Tronox Holdings closes $400 million senior secured notes offering due 2030

Published 26/09/2025, 15:44
Tronox Holdings closes $400 million senior secured notes offering due 2030

Tronox Holdings plc (NYSE:TROX) announced Friday that its wholly owned indirect subsidiary, Tronox Incorporated, has completed an offering of $400 million aggregate principal amount of 9.125% senior secured notes due 2030. The notes were issued at par and are guaranteed by Tronox Holdings and certain of its restricted subsidiaries, according to a statement filed with the Securities and Exchange Commission. This new offering adds to Tronox’s existing debt burden of $3.19 billion, as reported in recent financial statements. According to InvestingPro analysis, the company currently trades at an attractive valuation, with multiple indicators suggesting the stock may be undervalued relative to its fundamentals.

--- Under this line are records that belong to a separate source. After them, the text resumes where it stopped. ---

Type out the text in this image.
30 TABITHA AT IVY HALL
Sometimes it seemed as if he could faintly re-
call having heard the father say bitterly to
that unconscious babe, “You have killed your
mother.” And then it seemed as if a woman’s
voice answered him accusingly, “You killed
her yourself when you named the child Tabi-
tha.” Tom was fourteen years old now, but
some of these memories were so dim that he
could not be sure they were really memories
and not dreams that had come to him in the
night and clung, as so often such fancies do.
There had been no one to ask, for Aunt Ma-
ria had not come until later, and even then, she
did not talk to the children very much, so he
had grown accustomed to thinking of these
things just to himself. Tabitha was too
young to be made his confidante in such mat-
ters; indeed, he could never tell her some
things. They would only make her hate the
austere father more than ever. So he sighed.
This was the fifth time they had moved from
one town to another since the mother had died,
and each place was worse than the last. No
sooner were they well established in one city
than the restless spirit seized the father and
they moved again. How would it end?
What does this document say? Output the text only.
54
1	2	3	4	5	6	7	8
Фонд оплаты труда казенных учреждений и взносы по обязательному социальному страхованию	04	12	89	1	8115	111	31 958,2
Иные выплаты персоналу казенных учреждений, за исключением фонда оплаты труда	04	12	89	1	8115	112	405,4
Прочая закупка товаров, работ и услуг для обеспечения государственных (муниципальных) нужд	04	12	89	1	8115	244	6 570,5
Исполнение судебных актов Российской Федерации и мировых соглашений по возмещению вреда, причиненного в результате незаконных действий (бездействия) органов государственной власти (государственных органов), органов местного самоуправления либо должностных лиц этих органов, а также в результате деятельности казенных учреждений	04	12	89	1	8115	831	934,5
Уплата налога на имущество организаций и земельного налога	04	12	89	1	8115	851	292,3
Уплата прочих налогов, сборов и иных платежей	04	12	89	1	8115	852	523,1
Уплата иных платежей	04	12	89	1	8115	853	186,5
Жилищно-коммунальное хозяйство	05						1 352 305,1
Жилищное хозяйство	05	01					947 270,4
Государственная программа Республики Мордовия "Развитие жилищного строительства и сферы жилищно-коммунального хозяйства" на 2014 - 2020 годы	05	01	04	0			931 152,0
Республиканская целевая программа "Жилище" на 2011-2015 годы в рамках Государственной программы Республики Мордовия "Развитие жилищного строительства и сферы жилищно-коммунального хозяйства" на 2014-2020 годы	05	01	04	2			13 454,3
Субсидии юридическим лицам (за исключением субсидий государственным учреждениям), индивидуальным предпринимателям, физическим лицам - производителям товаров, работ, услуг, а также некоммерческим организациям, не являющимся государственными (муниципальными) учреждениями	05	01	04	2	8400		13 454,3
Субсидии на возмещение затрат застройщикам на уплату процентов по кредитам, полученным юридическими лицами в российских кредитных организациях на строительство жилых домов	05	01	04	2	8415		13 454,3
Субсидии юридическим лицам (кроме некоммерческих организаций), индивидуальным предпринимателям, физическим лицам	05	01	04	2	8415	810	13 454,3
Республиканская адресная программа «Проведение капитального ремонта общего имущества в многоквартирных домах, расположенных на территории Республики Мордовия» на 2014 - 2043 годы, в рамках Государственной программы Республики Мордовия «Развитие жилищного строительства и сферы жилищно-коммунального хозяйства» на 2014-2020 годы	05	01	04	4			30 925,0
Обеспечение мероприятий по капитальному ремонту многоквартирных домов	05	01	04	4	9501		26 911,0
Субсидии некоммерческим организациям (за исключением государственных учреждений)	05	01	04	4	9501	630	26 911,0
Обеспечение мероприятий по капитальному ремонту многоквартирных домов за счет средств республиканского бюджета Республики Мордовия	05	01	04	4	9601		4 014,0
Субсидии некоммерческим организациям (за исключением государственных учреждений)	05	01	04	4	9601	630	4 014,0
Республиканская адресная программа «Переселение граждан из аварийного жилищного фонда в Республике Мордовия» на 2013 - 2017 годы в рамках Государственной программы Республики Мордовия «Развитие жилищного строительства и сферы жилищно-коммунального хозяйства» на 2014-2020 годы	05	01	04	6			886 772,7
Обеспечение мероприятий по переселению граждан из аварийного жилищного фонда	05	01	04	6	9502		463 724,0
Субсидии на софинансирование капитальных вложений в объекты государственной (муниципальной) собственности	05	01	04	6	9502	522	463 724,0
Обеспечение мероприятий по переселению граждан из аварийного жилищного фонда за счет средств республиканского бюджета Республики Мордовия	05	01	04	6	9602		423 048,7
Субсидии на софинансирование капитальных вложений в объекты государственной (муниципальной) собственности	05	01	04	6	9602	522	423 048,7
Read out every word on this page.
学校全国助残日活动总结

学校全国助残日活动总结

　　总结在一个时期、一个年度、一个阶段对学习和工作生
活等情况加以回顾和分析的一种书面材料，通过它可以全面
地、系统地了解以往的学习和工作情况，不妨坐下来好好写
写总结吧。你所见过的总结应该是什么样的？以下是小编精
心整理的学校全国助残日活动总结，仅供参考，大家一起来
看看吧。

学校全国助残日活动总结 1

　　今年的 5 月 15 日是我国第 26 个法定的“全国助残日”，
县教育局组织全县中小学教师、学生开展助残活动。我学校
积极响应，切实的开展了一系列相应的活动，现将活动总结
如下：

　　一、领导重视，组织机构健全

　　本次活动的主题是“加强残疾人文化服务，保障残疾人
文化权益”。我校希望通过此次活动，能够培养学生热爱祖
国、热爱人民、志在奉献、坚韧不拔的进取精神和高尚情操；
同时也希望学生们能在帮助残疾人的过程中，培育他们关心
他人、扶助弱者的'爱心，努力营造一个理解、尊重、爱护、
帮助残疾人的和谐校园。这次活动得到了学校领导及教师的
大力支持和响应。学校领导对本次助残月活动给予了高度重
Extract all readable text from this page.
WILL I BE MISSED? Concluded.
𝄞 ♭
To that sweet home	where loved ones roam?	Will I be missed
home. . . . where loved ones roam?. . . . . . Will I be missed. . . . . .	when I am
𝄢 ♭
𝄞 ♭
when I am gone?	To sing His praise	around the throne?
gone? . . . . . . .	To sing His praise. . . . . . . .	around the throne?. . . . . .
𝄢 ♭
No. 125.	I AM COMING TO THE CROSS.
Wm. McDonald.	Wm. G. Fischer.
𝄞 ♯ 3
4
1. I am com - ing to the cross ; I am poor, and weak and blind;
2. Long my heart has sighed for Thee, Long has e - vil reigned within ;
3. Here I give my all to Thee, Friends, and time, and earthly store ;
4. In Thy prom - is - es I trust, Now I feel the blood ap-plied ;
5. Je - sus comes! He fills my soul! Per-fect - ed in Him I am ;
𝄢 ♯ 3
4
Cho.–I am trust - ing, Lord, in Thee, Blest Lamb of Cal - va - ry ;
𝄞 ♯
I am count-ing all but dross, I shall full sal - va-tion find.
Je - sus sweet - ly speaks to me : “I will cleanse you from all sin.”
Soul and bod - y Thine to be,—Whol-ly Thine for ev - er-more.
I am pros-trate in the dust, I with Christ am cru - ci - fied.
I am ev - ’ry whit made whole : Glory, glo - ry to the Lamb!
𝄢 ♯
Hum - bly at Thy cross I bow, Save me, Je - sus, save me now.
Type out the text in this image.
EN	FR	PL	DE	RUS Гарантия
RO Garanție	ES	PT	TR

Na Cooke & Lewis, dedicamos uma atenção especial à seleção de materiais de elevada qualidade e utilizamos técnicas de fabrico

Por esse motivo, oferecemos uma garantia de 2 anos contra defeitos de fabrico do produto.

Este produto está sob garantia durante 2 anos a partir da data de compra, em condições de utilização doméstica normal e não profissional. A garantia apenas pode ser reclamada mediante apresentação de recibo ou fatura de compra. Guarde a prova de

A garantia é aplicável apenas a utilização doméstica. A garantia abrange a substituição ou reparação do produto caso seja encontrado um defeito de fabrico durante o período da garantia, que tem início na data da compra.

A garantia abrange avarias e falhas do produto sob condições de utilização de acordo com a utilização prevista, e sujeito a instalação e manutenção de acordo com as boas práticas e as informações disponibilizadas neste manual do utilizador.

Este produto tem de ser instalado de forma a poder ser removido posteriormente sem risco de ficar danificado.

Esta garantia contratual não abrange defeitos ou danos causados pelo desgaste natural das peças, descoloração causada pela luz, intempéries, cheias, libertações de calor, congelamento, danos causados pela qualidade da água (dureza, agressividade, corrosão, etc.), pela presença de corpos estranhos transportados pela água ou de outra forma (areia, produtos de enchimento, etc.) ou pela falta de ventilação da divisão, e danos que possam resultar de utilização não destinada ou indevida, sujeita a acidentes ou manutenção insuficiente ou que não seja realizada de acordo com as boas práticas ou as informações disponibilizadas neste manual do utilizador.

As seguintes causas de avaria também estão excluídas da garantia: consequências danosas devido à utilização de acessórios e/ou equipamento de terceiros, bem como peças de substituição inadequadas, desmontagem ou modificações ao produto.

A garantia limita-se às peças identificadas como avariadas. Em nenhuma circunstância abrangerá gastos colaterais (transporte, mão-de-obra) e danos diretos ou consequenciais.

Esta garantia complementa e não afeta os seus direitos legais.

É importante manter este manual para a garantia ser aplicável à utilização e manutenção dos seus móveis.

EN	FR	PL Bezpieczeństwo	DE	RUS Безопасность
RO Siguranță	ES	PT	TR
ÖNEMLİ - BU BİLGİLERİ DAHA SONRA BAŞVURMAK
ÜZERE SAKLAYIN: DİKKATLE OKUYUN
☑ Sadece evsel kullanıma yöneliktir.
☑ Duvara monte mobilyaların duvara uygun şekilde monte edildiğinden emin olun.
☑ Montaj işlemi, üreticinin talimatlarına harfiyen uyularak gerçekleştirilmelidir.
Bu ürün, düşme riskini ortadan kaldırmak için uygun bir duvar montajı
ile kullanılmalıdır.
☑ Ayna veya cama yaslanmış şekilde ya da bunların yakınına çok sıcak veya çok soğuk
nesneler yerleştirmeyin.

Interest on the notes is payable semi-annually on March 31 and September 30 of each year, beginning March 31, 2026. The notes are scheduled to mature on September 30, 2030, but may mature earlier if the company’s 4.625% senior unsecured notes due 2029 have more than $250 million outstanding 91 days prior to their stated maturity.

The indenture governing the notes includes provisions that limit, under certain circumstances, the ability of Tronox Incorporated, Tronox Holdings, and their restricted subsidiaries to incur secured debt, take on indebtedness at non-guarantor subsidiaries, engage in certain sale-leaseback transactions, or merge, consolidate, or sell substantially all assets. These debt covenants come at a crucial time, as InvestingPro data shows the company’s debt-to-equity ratio stands at 1.94, with an Altman Z-Score of 0.98 indicating potential financial stress. While the company maintains a healthy current ratio of 2.1, recent data shows negative free cash flow of $255 million, suggesting careful monitoring of financial health is warranted.

The notes provide for customary events of default, including nonpayment of principal or interest, breaches of covenants, certain payment defaults on other indebtedness, failure of guarantees, and specified bankruptcy or insolvency events. If an event of default occurs and is not remedied within the specified period, the trustee or holders of at least 30% of the outstanding notes may declare all notes due and payable immediately.

The company may redeem the notes before September 30, 2027 at 100% of principal plus a make-whole premium and accrued interest. After that date, the notes are redeemable at specified premiums that decrease over time, reaching par value from September 30, 2029. Additionally, up to 40% of the notes may be redeemed at a premium following certain equity offerings before September 30, 2027, and up to 10% of the notes may be redeemed each year at a 3% premium before that date. In the event of certain changes of control, Tronox must offer to purchase the notes at 101% of principal plus accrued interest.

The notes were offered and sold in reliance on exemptions from registration under Rule 144A and Regulation S of the Securities Act of 1933.

This summary is based on a press release statement filed with the SEC. For investors seeking deeper insights into Tronox’s financial position and future prospects, InvestingPro offers comprehensive analysis through its Pro Research Report, available as part of the subscription covering 1,400+ US equities. The report includes detailed financial health scores, valuation metrics, and expert analysis that goes beyond traditional financial statements.

In other recent news, Tronox Holdings PLC reported its second-quarter 2025 financial results, which fell short of analyst expectations. The company posted an earnings per share (EPS) of -$0.28, significantly missing the anticipated -$0.04, and reported revenue of $731 million, below the expected $790.22 million. In another development, Tronox announced that its subsidiary priced an offering of $400 million in senior secured notes at 9.125%, due in 2030. The proceeds from these notes are intended to repay existing borrowings and cover related expenses, with any remaining funds going toward general corporate purposes.

Additionally, Mizuho downgraded Tronox’s stock from Neutral to Underperform, citing an "unwarranted" stock price surge of approximately 55% since the last quarterly report and dividend cut. The firm set a price target of $4.00, suggesting a potential downside. Furthermore, Julie Beck, a member of Tronox’s Board of Directors, announced her resignation effective September 30, 2025, due to her new role as Senior Vice President, Chief Financial Officer, and Treasurer of MSA Safety Incorporated. These developments highlight significant changes and challenges for Tronox Holdings PLC.